If you don't want to use stds Mutex, what would be your thoughts on the second proposal in https://github.com/rust-random/getrandom/issues/453#issuecomment-2182476778 to just not have any locking at all?

It's essentially what I did in this PR. On non-Linux targets there is no locking, but on Linux we need some kind of locking because wait_until_rng_ready may block for a significant amount of time (it's one of the reasons why I thought that the code split can be a good idea).

libc::poll-based synchronization IMO is more convoluted and hacky than the futex-based code. LazyFd will result in unnecessary opening operations, which may hit ulimit. In the worst case scenario, every thread will open /dev/random to poll it, and after it's ready, they all will rush to open /dev/urandom.

josephlr commented 2 weeks ago

libc::poll-based synchronization IMO is more convoluted and hacky than the futex-based code. LazyFd will result in unnecessary opening operations, which may hit ulimit. In the worst case scenario, every thread will open /dev/random to poll it, and after it's ready, they all will rush to open /dev/urandom.

I mean we would be using libc::poll regardless, that part would be unchanged. As for potentially opening multiple files, I don't think it would happen in practice. Even if a bunch of threads are poll-ing /dev/random they will all be polling the same fd (in my proposal). The only way multiple fds get opened is if two threads race on libc::open itself, and even in that scenario, the extra FD gets closed immediately.

josephlr commented 2 weeks ago

it's one of the reasons why I thought that the code split can be a good idea

Looking at this, I actually think that splitting the code is fine, as we can share common abstractions (if any) between use_file.rs and linux_with_fallback.rs. My main concern is with how the locking/sleeping/waiting is implemented.

josephlr commented 2 weeks ago

If we are to close eyes on the sync module for now, are you fine with the rest of the code?

I would say the contents/complexity of the sync module are the main reason I don't prefer this approach. I agree that if we just were opening shared FDs, we could solve this in multiple nice ways without using std.

newpavlov commented 2 weeks ago

I mean we would be using libc::poll regardless, that part would be unchanged.

Ah, I somewhat misunderstood your idea. I guess it could work, but I think it will be more code and (to my taste) less straightforward. Plus, as you note yourself, this approach will always result in 2 file descriptors being continuously opened instead of 1.

we can share common abstractions (if any) between use_file.rs and linux_with_fallback.rs

Amount of common abstractions depends on whether we use pthread (or std) mutex or the sleep-based loop for non-Linux targets. In the former case the amount is small enough to warrant complete independence. But in the latter case I think it makes more sense to keep code in one module like it's done in the current version.

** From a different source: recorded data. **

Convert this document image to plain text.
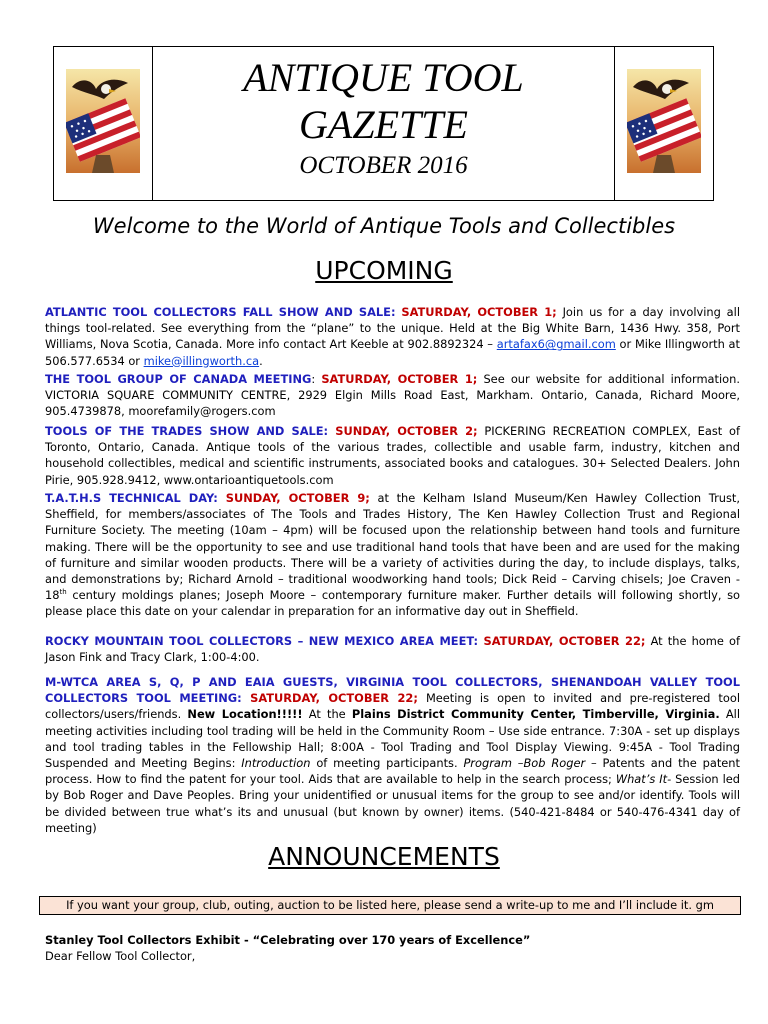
ANTIQUE TOOL
GAZETTE
OCTOBER 2016
Welcome to the World of Antique Tools and Collectibles
UPCOMING
ATLANTIC TOOL COLLECTORS FALL SHOW AND SALE: SATURDAY, OCTOBER 1; Join us for a day involving all things tool-related. See everything from the “plane” to the unique. Held at the Big White Barn, 1436 Hwy. 358, Port Williams, Nova Scotia, Canada. More info contact Art Keeble at 902.8892324 – artafax6@gmail.com or Mike Illingworth at 506.577.6534 or mike@illingworth.ca.
THE TOOL GROUP OF CANADA MEETING: SATURDAY, OCTOBER 1; See our website for additional information. VICTORIA SQUARE COMMUNITY CENTRE, 2929 Elgin Mills Road East, Markham. Ontario, Canada, Richard Moore, 905.4739878, moorefamily@rogers.com
TOOLS OF THE TRADES SHOW AND SALE: SUNDAY, OCTOBER 2; PICKERING RECREATION COMPLEX, East of Toronto, Ontario, Canada. Antique tools of the various trades, collectible and usable farm, industry, kitchen and household collectibles, medical and scientific instruments, associated books and catalogues. 30+ Selected Dealers. John Pirie, 905.928.9412, www.ontarioantiquetools.com
T.A.T.H.S TECHNICAL DAY: SUNDAY, OCTOBER 9; at the Kelham Island Museum/Ken Hawley Collection Trust, Sheffield, for members/associates of The Tools and Trades History, The Ken Hawley Collection Trust and Regional Furniture Society. The meeting (10am – 4pm) will be focused upon the relationship between hand tools and furniture making. There will be the opportunity to see and use traditional hand tools that have been and are used for the making of furniture and similar wooden products. There will be a variety of activities during the day, to include displays, talks, and demonstrations by; Richard Arnold – traditional woodworking hand tools; Dick Reid – Carving chisels; Joe Craven - 18th century moldings planes; Joseph Moore – contemporary furniture maker. Further details will following shortly, so please place this date on your calendar in preparation for an informative day out in Sheffield.
ROCKY MOUNTAIN TOOL COLLECTORS – NEW MEXICO AREA MEET: SATURDAY, OCTOBER 22; At the home of Jason Fink and Tracy Clark, 1:00-4:00.
M-WTCA AREA S, Q, P AND EAIA GUESTS, VIRGINIA TOOL COLLECTORS, SHENANDOAH VALLEY TOOL COLLECTORS TOOL MEETING: SATURDAY, OCTOBER 22; Meeting is open to invited and pre-registered tool collectors/users/friends. New Location!!!!! At the Plains District Community Center, Timberville, Virginia. All meeting activities including tool trading will be held in the Community Room – Use side entrance. 7:30A - set up displays and tool trading tables in the Fellowship Hall; 8:00A - Tool Trading and Tool Display Viewing. 9:45A - Tool Trading Suspended and Meeting Begins: Introduction of meeting participants. Program –Bob Roger – Patents and the patent process. How to find the patent for your tool. Aids that are available to help in the search process; What’s It- Session led by Bob Roger and Dave Peoples. Bring your unidentified or unusual items for the group to see and/or identify. Tools will be divided between true what’s its and unusual (but known by owner) items. (540-421-8484 or 540-476-4341 day of meeting)
ANNOUNCEMENTS
If you want your group, club, outing, auction to be listed here, please send a write-up to me and I’ll include it. gm
Stanley Tool Collectors Exhibit - “Celebrating over 170 years of Excellence”
Dear Fellow Tool Collector,
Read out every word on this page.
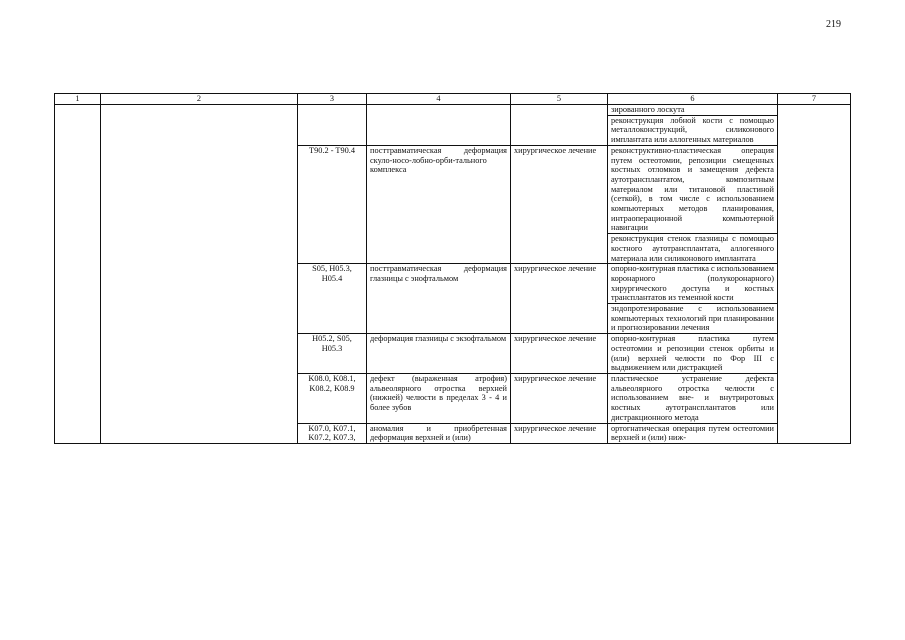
219
1	2	3	4	5	6	7
					зированного лоскута	
					реконструкция лобной кости с помощью металлоконструкций, силиконового имплантата или аллогенных материалов	
		T90.2 - T90.4	посттравматическая деформация скуло-носо-лобно-орби-тального комплекса	хирургическое лечение	реконструктивно-пластическая операция путем остеотомии, репозиции смещенных костных отломков и замещения дефекта аутотрансплантатом, композитным материалом или титановой пластиной (сеткой), в том числе с использованием компьютерных методов планирования, интраоперационной компьютерной навигации	
					реконструкция стенок глазницы с помощью костного аутотрансплантата, аллогенного материала или силиконового имплантата	
		S05, H05.3, H05.4	посттравматическая деформация глазницы с энофтальмом	хирургическое лечение	опорно-контурная пластика с использованием коронарного (полукоронарного) хирургического доступа и костных трансплантатов из теменной кости	
					эндопротезирование с использованием компьютерных технологий при планировании и прогнозировании лечения	
		H05.2, S05, H05.3	деформация глазницы с экзофтальмом	хирургическое лечение	опорно-контурная пластика путем остеотомии и репозиции стенок орбиты и (или) верхней челюсти по Фор III с выдвижением или дистракцией	
		K08.0, K08.1, K08.2, K08.9	дефект (выраженная атрофия) альвеолярного отростка верхней (нижней) челюсти в пределах 3 - 4 и более зубов	хирургическое лечение	пластическое устранение дефекта альвеолярного отростка челюсти с использованием вне- и внутриротовых костных аутотрансплантатов или дистракционного метода	
		K07.0, K07.1, K07.2, K07.3,	аномалия и приобретенная деформация верхней и (или)	хирургическое лечение	ортогнатическая операция путем остеотомии верхней и (или) ниж-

I would say the contents/complexity of the sync module are the main reason I don't prefer this approach.

I guess perceived complexity depends on how familiar reader is with futexes. Maybe I can amend this by adding comments explaining what exactly wake and wait do?

josephlr commented 1 week ago

I guess perceived complexity depends on how familiar reader is with futexes. Maybe I can amend this by adding comments explaining what exactly wake and wait do?

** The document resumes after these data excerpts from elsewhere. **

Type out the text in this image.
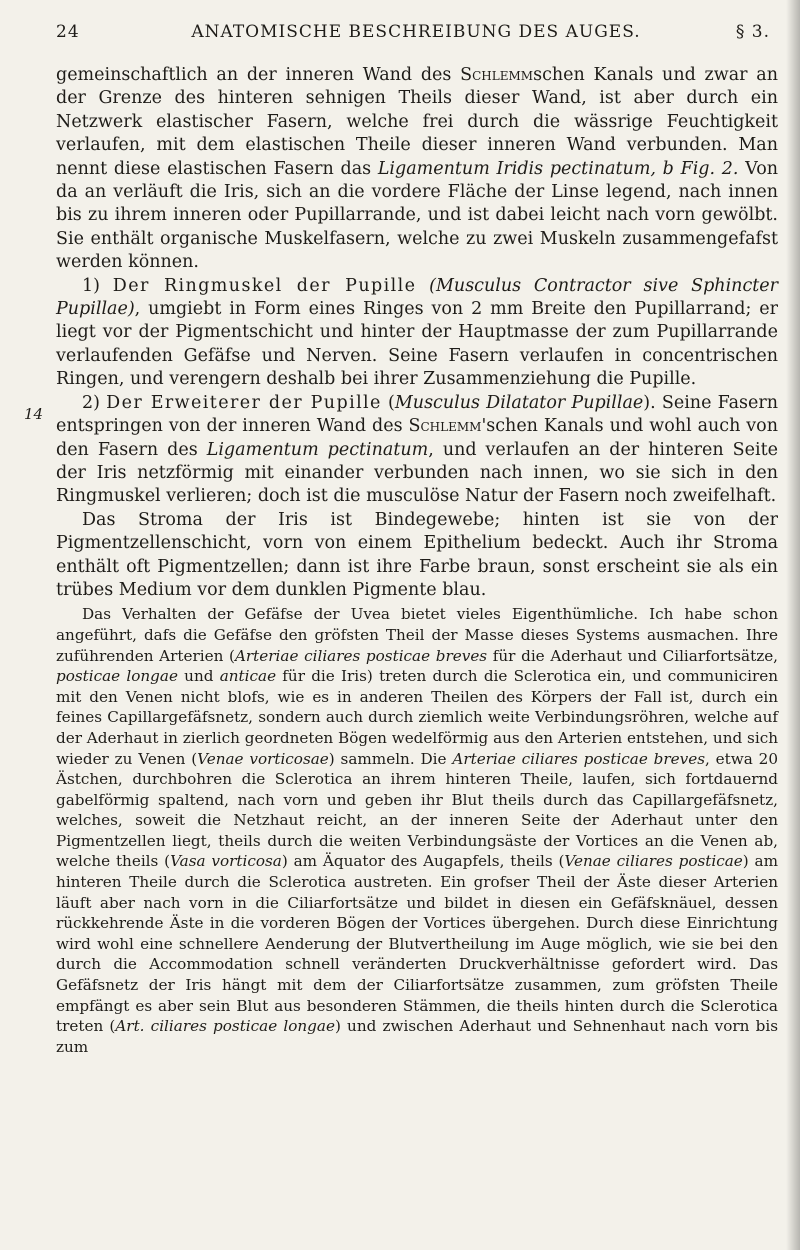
24	ANATOMISCHE BESCHREIBUNG DES AUGES.	§ 3.
14

gemeinschaftlich an der inneren Wand des Schlemmschen Kanals und zwar an der Grenze des hinteren sehnigen Theils dieser Wand, ist aber durch ein Netzwerk elastischer Fasern, welche frei durch die wässrige Feuchtigkeit verlaufen, mit dem elastischen Theile dieser inneren Wand verbunden. Man nennt diese elastischen Fasern das Ligamentum Iridis pectinatum, b Fig. 2. Von da an verläuft die Iris, sich an die vordere Fläche der Linse legend, nach innen bis zu ihrem inneren oder Pupillarrande, und ist dabei leicht nach vorn gewölbt. Sie enthält organische Muskelfasern, welche zu zwei Muskeln zusammengefafst werden können.

1) Der Ringmuskel der Pupille (Musculus Contractor sive Sphincter Pupillae), umgiebt in Form eines Ringes von 2 mm Breite den Pupillarrand; er liegt vor der Pigmentschicht und hinter der Hauptmasse der zum Pupillarrande verlaufenden Gefäfse und Nerven. Seine Fasern verlaufen in concentrischen Ringen, und verengern deshalb bei ihrer Zusammenziehung die Pupille.

2) Der Erweiterer der Pupille (Musculus Dilatator Pupillae). Seine Fasern entspringen von der inneren Wand des Schlemm'schen Kanals und wohl auch von den Fasern des Ligamentum pectinatum, und verlaufen an der hinteren Seite der Iris netzförmig mit einander verbunden nach innen, wo sie sich in den Ringmuskel verlieren; doch ist die musculöse Natur der Fasern noch zweifelhaft.

Das Stroma der Iris ist Bindegewebe; hinten ist sie von der Pigmentzellenschicht, vorn von einem Epithelium bedeckt. Auch ihr Stroma enthält oft Pigmentzellen; dann ist ihre Farbe braun, sonst erscheint sie als ein trübes Medium vor dem dunklen Pigmente blau.

Das Verhalten der Gefäfse der Uvea bietet vieles Eigenthümliche. Ich habe schon angeführt, dafs die Gefäfse den gröfsten Theil der Masse dieses Systems ausmachen. Ihre zuführenden Arterien (Arteriae ciliares posticae breves für die Aderhaut und Ciliarfortsätze, posticae longae und anticae für die Iris) treten durch die Sclerotica ein, und communiciren mit den Venen nicht blofs, wie es in anderen Theilen des Körpers der Fall ist, durch ein feines Capillargefäfsnetz, sondern auch durch ziemlich weite Verbindungsröhren, welche auf der Aderhaut in zierlich geordneten Bögen wedelförmig aus den Arterien entstehen, und sich wieder zu Venen (Venae vorticosae) sammeln. Die Arteriae ciliares posticae breves, etwa 20 Ästchen, durchbohren die Sclerotica an ihrem hinteren Theile, laufen, sich fortdauernd gabelförmig spaltend, nach vorn und geben ihr Blut theils durch das Capillargefäfsnetz, welches, soweit die Netzhaut reicht, an der inneren Seite der Aderhaut unter den Pigmentzellen liegt, theils durch die weiten Verbindungsäste der Vortices an die Venen ab, welche theils (Vasa vorticosa) am Äquator des Augapfels, theils (Venae ciliares posticae) am hinteren Theile durch die Sclerotica austreten. Ein grofser Theil der Äste dieser Arterien läuft aber nach vorn in die Ciliarfortsätze und bildet in diesen ein Gefäfsknäuel, dessen rückkehrende Äste in die vorderen Bögen der Vortices übergehen. Durch diese Einrichtung wird wohl eine schnellere Aenderung der Blutvertheilung im Auge möglich, wie sie bei den durch die Accommodation schnell veränderten Druckverhältnisse gefordert wird. Das Gefäfsnetz der Iris hängt mit dem der Ciliarfortsätze zusammen, zum gröfsten Theile empfängt es aber sein Blut aus besonderen Stämmen, die theils hinten durch die Sclerotica treten (Art. ciliares posticae longae) und zwischen Aderhaut und Sehnenhaut nach vorn bis zum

Looking at the man page for futex I found this:

To reiterate, bare futexes are not intended as an easy-to-use abstraction for end-users. (There is no wrapper function for this system call in glibc.)

This makes me think that futexes (whike very cool) are not really designed for general use, but rather as a way to allow things like std to have fast mutexes.

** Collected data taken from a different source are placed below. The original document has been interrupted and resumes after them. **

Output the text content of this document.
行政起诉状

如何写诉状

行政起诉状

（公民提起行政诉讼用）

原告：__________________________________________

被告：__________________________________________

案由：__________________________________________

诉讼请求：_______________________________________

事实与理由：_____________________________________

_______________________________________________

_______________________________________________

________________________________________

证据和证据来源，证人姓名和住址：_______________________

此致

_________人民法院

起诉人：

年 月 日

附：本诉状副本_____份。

newpavlov commented 1 week ago

This makes me think that futexes (whike very cool) are not really designed for general use, but rather as a way to allow things like std to have fast mutexes.

Futex is certainly a very low-level API (with certain esoteric corners) which is usually used as a fundamental building block for higher-level synchronization structures. But it's not like it does not get directly used to implement custom synchronization primitives in production code (e.g. some people use it to implement an io-uring-like IPC API on top of shared memory). IMO it's an extremely good fit solution for our problem.